Ekuitas global diperkirakan mengalami penurunan mingguan paling tajam sejak pertengahan Juli, tertekan oleh pemulihan imbal hasil obligasi AS tenor panjang dan harga minyak yang tetap kuat.

Imbal hasil Treasury AS 30 tahun terdorong kembali mendekati 5,25%, sementara minyak mentah Brent sempat menyentuh area $95 seiring meningkatnya ketegangan AS–Iran. Kombinasi ini menekan valuasi saham, dengan saham teknologi ber-duration tinggi menanggung beban terbesar dari penyesuaian harga tersebut.

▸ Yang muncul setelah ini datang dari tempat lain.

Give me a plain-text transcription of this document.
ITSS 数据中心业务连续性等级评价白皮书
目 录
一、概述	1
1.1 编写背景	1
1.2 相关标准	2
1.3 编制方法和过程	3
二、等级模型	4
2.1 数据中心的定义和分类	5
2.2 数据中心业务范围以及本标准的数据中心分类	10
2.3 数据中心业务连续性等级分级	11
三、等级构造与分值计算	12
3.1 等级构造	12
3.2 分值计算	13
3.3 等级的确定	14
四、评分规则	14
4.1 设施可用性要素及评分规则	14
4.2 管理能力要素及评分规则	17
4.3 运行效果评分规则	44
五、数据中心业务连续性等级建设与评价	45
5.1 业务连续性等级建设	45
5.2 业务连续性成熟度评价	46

Perbedaan yang menarik terlihat pada mata uang. Meski imbal hasil lebih tinggi, dolar AS melemah. DXY turun hampir 1% sepanjang minggu ke level terendah dalam tiga bulan, sementara EUR/USD menembus di atas 1,17 — mengindikasikan pasar sedang memperhitungkan risiko fiskal dan geopolitik, bukan hanya perbedaan suku bunga.

Rotasi tersebut terlihat jelas di aset alternatif. Emas naik 1,6% menjadi sekitar $4.592/oz, dan Bitcoin bertambah sekitar 6% pada hari tersebut, didukung oleh pergeseran dana keluar dari saham.

Ini bukan aksi jual panik yang luas. Ini adalah selective risk-off — investor memangkas eksposur saham dan melakukan lindung nilai dengan aset berwujud (hard assets) serta penyimpan nilai non-kedaulatan saat tekanan dari sisi imbal hasil dan energi terus meningkat.